Initial assurances of a legislative slot in the final session of this Parliament seem to have faded away.  We understand that DH will need to bid to have this legislation included in the final Queen's speech and it is not clear whether DH will in fact seek to do this, or if a bid for inclusion would be successful as the coalition Government considers the priorities and sensitivities of this final session.  If the Bill is not included it has been suggested that some pre-legislative scrutiny will be undertaken which should smooth and quicken the passage of the Bill when it is afforded Parliamentary time (presumably in late 2015).

Those who have reviewed the draft Bill will have identified that there are a considerable number of areas which will require the making of Regulations.  We anticipate that the drafting of the statutory instruments which will be needed to put flesh of the bones of the Act will further delay implementation of change.  For the Pharmaceutical Society of Northern Ireland at least, further devolved consideration of the recommendations will also be required after the Act comes into force.

After Regulations have been made and devolved matters considered it will still be necessary for the individual Regulators to draw down from the legislation and develop their own Rules.  During the consultation DH suggested that a “test of readiness” could be applied before the regulators take on the Rule making powers. It is not known if DH might want to re-introduce this idea although the Law Commissions had concerns that "if some form of performance assessment was being proposed which restricted entry into the new system. This would raise the unattractive possibility of some regulators being prevented – perhaps for a considerable period – from entering into the new regime, forcing them to continue to operate under the old legislation, or perhaps even some other alternative scheme."

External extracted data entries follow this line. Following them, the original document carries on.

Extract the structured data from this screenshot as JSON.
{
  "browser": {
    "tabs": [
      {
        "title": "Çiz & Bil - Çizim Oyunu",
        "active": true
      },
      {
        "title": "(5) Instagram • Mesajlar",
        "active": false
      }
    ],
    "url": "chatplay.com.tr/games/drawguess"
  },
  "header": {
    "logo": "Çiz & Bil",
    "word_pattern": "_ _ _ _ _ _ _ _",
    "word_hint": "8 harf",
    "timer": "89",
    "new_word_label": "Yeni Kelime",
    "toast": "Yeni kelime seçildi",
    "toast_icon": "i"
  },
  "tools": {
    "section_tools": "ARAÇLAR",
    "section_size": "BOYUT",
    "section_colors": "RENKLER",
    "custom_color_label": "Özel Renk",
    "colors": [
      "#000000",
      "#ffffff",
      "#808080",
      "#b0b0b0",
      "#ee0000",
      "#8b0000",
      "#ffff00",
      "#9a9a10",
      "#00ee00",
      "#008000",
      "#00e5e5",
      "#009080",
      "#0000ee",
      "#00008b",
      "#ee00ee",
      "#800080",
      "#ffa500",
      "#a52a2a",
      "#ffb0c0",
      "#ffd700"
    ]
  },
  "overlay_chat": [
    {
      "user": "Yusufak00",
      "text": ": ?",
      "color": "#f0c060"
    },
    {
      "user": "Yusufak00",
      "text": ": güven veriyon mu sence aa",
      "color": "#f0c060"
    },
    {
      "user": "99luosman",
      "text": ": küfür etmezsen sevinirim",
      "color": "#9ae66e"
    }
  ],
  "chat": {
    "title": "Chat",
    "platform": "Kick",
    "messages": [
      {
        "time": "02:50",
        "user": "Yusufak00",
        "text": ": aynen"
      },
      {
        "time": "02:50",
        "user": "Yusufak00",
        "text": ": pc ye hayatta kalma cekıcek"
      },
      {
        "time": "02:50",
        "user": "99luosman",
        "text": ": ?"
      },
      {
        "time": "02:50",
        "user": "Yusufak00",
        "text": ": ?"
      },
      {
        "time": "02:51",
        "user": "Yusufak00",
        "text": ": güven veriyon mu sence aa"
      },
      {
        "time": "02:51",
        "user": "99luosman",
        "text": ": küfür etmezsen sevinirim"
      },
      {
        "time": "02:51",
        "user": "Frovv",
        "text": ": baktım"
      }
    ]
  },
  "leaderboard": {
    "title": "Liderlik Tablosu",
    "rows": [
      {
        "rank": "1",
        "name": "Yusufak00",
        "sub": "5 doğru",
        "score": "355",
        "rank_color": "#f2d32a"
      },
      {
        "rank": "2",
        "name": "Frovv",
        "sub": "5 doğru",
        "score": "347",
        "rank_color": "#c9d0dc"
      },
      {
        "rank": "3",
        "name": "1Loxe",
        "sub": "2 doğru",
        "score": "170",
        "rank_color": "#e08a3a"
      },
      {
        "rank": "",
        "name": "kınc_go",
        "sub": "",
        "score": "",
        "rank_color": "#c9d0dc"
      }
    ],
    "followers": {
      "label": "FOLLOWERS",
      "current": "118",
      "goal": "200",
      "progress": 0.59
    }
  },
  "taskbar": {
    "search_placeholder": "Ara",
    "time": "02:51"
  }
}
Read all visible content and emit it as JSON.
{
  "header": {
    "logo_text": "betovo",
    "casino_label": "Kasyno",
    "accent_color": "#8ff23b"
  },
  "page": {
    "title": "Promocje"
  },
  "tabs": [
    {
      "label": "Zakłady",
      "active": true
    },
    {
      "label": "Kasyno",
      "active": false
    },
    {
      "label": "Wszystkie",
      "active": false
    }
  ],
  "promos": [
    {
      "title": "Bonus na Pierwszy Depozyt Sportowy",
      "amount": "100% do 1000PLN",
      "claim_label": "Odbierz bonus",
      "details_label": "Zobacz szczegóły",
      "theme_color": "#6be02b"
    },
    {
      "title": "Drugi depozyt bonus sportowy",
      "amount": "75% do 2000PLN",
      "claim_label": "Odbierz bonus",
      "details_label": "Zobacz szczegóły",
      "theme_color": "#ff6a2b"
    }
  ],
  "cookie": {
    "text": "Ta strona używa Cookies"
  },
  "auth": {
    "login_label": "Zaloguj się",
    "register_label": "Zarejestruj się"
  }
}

Rules will need to be consulted upon, transitional arrangements considered and only then will the much heralded changes take effect.

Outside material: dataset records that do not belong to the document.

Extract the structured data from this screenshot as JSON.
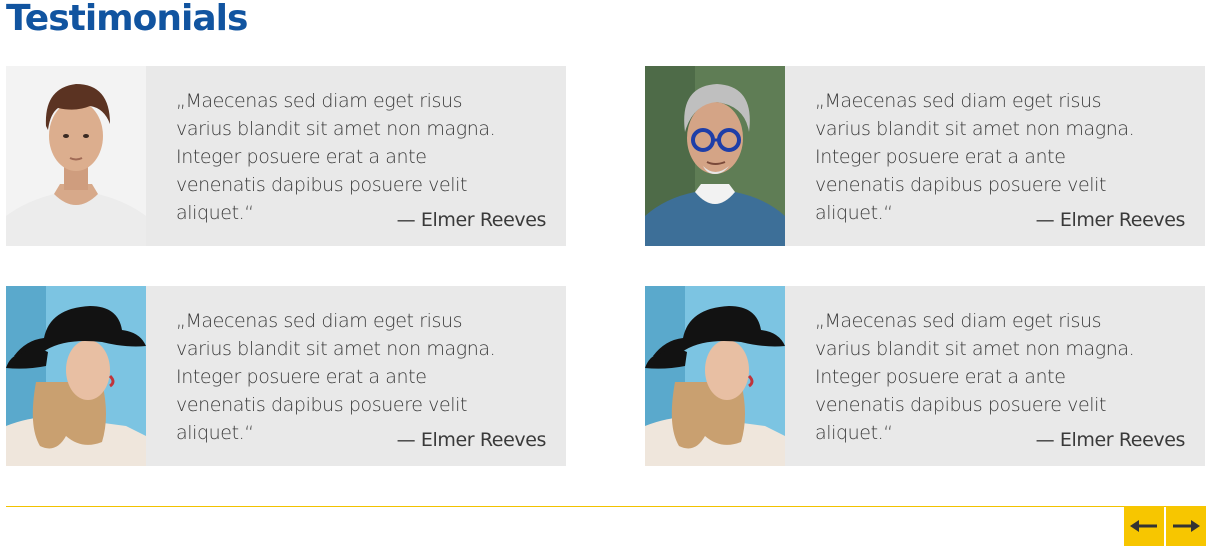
{
  "page": {
    "title": "Testimonials"
  },
  "testimonials": [
    {
      "photo_icon": "young-man-portrait",
      "quote": "„Maecenas sed diam eget risus varius blandit sit amet non magna. Integer posuere erat a ante venenatis dapibus posuere velit aliquet.“",
      "author": "— Elmer Reeves"
    },
    {
      "photo_icon": "older-man-glasses-portrait",
      "quote": "„Maecenas sed diam eget risus varius blandit sit amet non magna. Integer posuere erat a ante venenatis dapibus posuere velit aliquet.“",
      "author": "— Elmer Reeves"
    },
    {
      "photo_icon": "woman-black-hat-portrait",
      "quote": "„Maecenas sed diam eget risus varius blandit sit amet non magna. Integer posuere erat a ante venenatis dapibus posuere velit aliquet.“",
      "author": "— Elmer Reeves"
    },
    {
      "photo_icon": "woman-black-hat-portrait",
      "quote": "„Maecenas sed diam eget risus varius blandit sit amet non magna. Integer posuere erat a ante venenatis dapibus posuere velit aliquet.“",
      "author": "— Elmer Reeves"
    }
  ],
  "navigation": {
    "prev_icon": "arrow-left-icon",
    "next_icon": "arrow-right-icon"
  },
  "colors": {
    "title": "#1154a0",
    "card_background": "#e9e9e9",
    "accent": "#f7c600",
    "text": "#3a3a3a"
  }
}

One of the stated intentions of the project was to develop a clear, modern and effective legal framework for health and social care professionals' regulation and greater consistency between the Regulators in this sector.  We can see much in this Report and Bill which will go a very long way towards achieving this and can envisage a time when patients and the public, and some 1.44+ million registrants will experience regulation as a more coherent, consistent and joined up process.  However we would not under-estimate the time it will take to get to that point and we predict that the day on which we can sweep the 9 separate Acts and Orders from our shelves (or delete them from our laptops) will be at least 5 years from now.

We will continue to provide our analysis of the Bill and its progression on this site and look forward to further discussion of the issues at our Annual Regulatory Conference on 2 July 2014.